Synopses & Reviews
WINNER OF THE CHRISTOPHER ISHERWOOD PRIZE FOR AUTOBIOGRAPHICAL PROSE
NAMED A BEST BOOK OF THE YEAR BY NPR AND KIRKUS REVIEWS
ONE OF MAUREEN CORRIGAN’S 10 UNPUTDOWNABLE READS OF THE YEAR
In these 12 deeply personal, connected essays, Bernard details the experience of growing up black in the south with a family name inherited from a white man, surviving a random stabbing at a New Haven coffee shop, marrying a white man from the North and bringing him home to her family, adopting two children from Ethiopia, and living and teaching in a primarily white New England college town. Each of these essays sets out to discover a new way of talking about race and of telling the truth as the author has lived it. “Blackness is an art, not a science. It is a paradox: intangible and visceral; a situation and a story. It is the thread that connects these essays, but its significance as an experience emerges randomly, unpredictably....Race is the story of my life, and therefore black is the body of this book.”
Review
“Emily Bernard is a master storyteller.

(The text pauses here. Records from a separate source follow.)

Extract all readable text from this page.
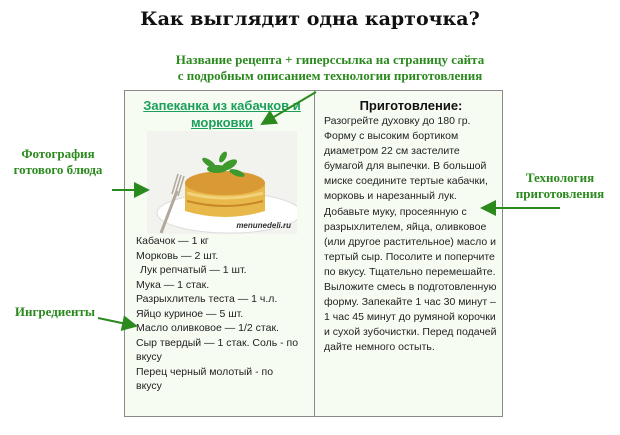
Как выглядит одна карточка?
Название рецепта + гиперссылка на страницу сайта
с подробным описанием технологии приготовления
Фотография
готового блюда
Технология
приготовления
Ингредиенты
Запеканка из кабачков и морковки
menunedeli.ru
Кабачок — 1 кг
Морковь — 2 шт.
Лук репчатый — 1 шт.
Мука — 1 стак.
Разрыхлитель теста — 1 ч.л.
Яйцо куриное — 5 шт.
Масло оливковое — 1/2 стак.
Сыр твердый — 1 стак. Соль - по
вкусу
Перец черный молотый - по
вкусу
Приготовление:
Разогрейте духовку до 180 гр. Форму с высоким бортиком диаметром 22 см застелите бумагой для выпечки. В большой миске соедините тертые кабачки, морковь и нарезанный лук. Добавьте муку, просеянную с разрыхлителем, яйца, оливковое (или другое растительное) масло и тертый сыр. Посолите и поперчите по вкусу. Тщательно перемешайте. Выложите смесь в подготовленную форму. Запекайте 1 час 30 минут – 1 час 45 минут до румяной корочки и сухой зубочистки. Перед подачей дайте немного остыть.
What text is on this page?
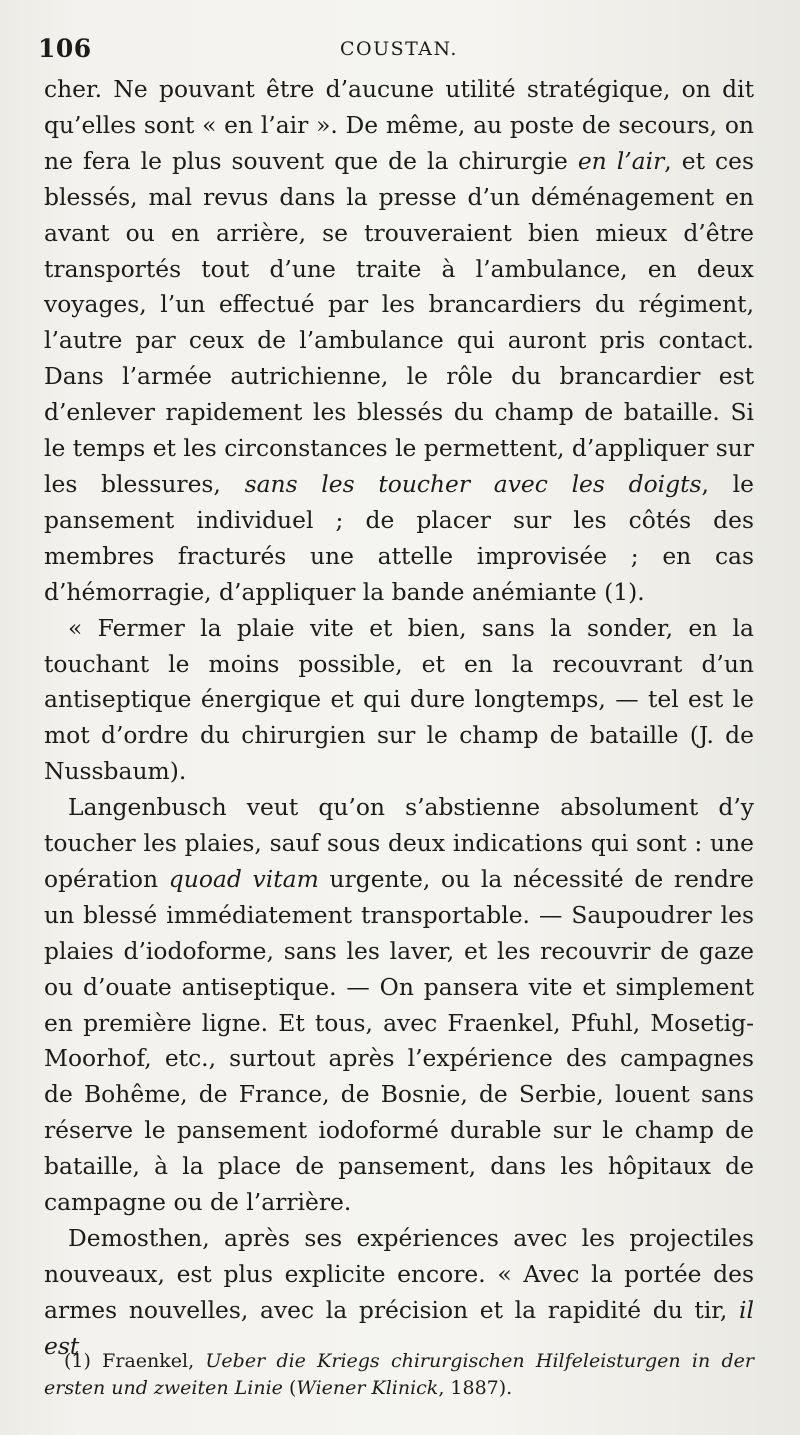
106	COUSTAN.

cher. Ne pouvant être d’aucune utilité stratégique, on dit qu’elles sont « en l’air ». De même, au poste de secours, on ne fera le plus souvent que de la chirurgie en l’air, et ces blessés, mal revus dans la presse d’un déménagement en avant ou en arrière, se trouveraient bien mieux d’être transportés tout d’une traite à l’ambulance, en deux voyages, l’un effectué par les brancardiers du régiment, l’autre par ceux de l’ambulance qui auront pris contact. Dans l’armée autrichienne, le rôle du brancardier est d’enlever rapidement les blessés du champ de bataille. Si le temps et les circonstances le permettent, d’appliquer sur les blessures, sans les toucher avec les doigts, le pansement individuel ; de placer sur les côtés des membres fracturés une attelle improvisée ; en cas d’hémorragie, d’appliquer la bande anémiante (1).

« Fermer la plaie vite et bien, sans la sonder, en la touchant le moins possible, et en la recouvrant d’un antiseptique énergique et qui dure longtemps, — tel est le mot d’ordre du chirurgien sur le champ de bataille (J. de Nussbaum).

Langenbusch veut qu’on s’abstienne absolument d’y toucher les plaies, sauf sous deux indications qui sont : une opération quoad vitam urgente, ou la nécessité de rendre un blessé immédiatement transportable. — Saupoudrer les plaies d’iodoforme, sans les laver, et les recouvrir de gaze ou d’ouate antiseptique. — On pansera vite et simplement en première ligne. Et tous, avec Fraenkel, Pfuhl, Mosetig-Moorhof, etc., surtout après l’expérience des campagnes de Bohême, de France, de Bosnie, de Serbie, louent sans réserve le pansement iodoformé durable sur le champ de bataille, à la place de pansement, dans les hôpitaux de campagne ou de l’arrière.

Demosthen, après ses expériences avec les projectiles nouveaux, est plus explicite encore. « Avec la portée des armes nouvelles, avec la précision et la rapidité du tir, il est

(1) Fraenkel, Ueber die Kriegs chirurgischen Hilfeleisturgen in der ersten und zweiten Linie (Wiener Klinick, 1887).
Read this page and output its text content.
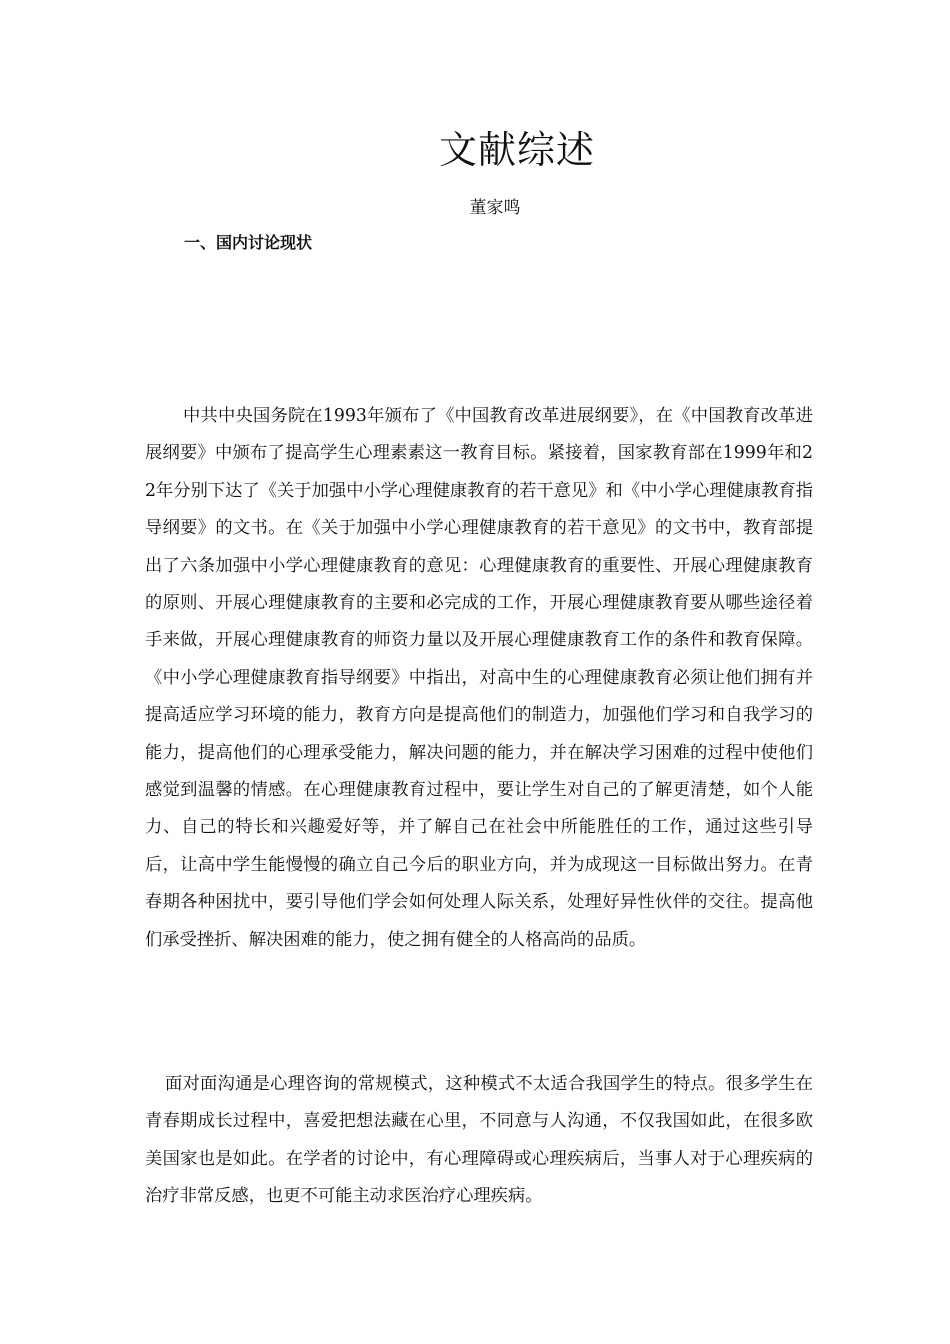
文献综述
董家鸣
一、国内讨论现状

中共中央国务院在1993年颁布了《中国教育改革进展纲要》，在《中国教育改革进展纲要》中颁布了提高学生心理素素这一教育目标。紧接着，国家教育部在1999年和22年分别下达了《关于加强中小学心理健康教育的若干意见》和《中小学心理健康教育指导纲要》的文书。在《关于加强中小学心理健康教育的若干意见》的文书中，教育部提出了六条加强中小学心理健康教育的意见：心理健康教育的重要性、开展心理健康教育的原则、开展心理健康教育的主要和必完成的工作，开展心理健康教育要从哪些途径着手来做，开展心理健康教育的师资力量以及开展心理健康教育工作的条件和教育保障。《中小学心理健康教育指导纲要》中指出，对高中生的心理健康教育必须让他们拥有并提高适应学习环境的能力，教育方向是提高他们的制造力，加强他们学习和自我学习的能力，提高他们的心理承受能力，解决问题的能力，并在解决学习困难的过程中使他们感觉到温馨的情感。在心理健康教育过程中，要让学生对自己的了解更清楚，如个人能力、自己的特长和兴趣爱好等，并了解自己在社会中所能胜任的工作，通过这些引导后，让高中学生能慢慢的确立自己今后的职业方向，并为成现这一目标做出努力。在青春期各种困扰中，要引导他们学会如何处理人际关系，处理好异性伙伴的交往。提高他们承受挫折、解决困难的能力，使之拥有健全的人格高尚的品质。

面对面沟通是心理咨询的常规模式，这种模式不太适合我国学生的特点。很多学生在青春期成长过程中，喜爱把想法藏在心里，不同意与人沟通，不仅我国如此，在很多欧美国家也是如此。在学者的讨论中，有心理障碍或心理疾病后，当事人对于心理疾病的治疗非常反感，也更不可能主动求医治疗心理疾病。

She writes with an honesty and vulnerability that is uncommon. These stories are about what it means to be human — to love, to hurt, to heal. They will make you think, re-think, feel, and grow.” Nana-Ama Danquah, author of Willow Weep for Me: A Black Woman’s Journey through Depression
Review
“Black Is the Body is one of the most beautiful, elegant memoirs I’ve ever read. It’s about race, it’s about womanhood, it’s about friendship, it’s about a life of the mind, and also a life of the body. But more than anything, it’s about love. I can’t praise Emily Bernard enough for what she has created in these pages.” Elizabeth Gilbert
Review
“My very favorite book that I have read so far this year....It’s really life changing. If you get no other book this year, get Black Is the Body by Emily Bernard.” Ann Patchett
About the Author
Emily Bernard was born and grew up in Nashville, Tennessee, and received her PhD in American studies from Yale University. She has been the recipient of grants from the Ford Foundation, the NEH, and a W. E. B. Du Bois Resident Fellowship at Harvard University. Her essays have been published in journals and anthologies, among them The American Scholar, Best American Essays, and Best African American Essays. She is the Julian Lindsay Green and Gold Professor of English at the University of Vermont.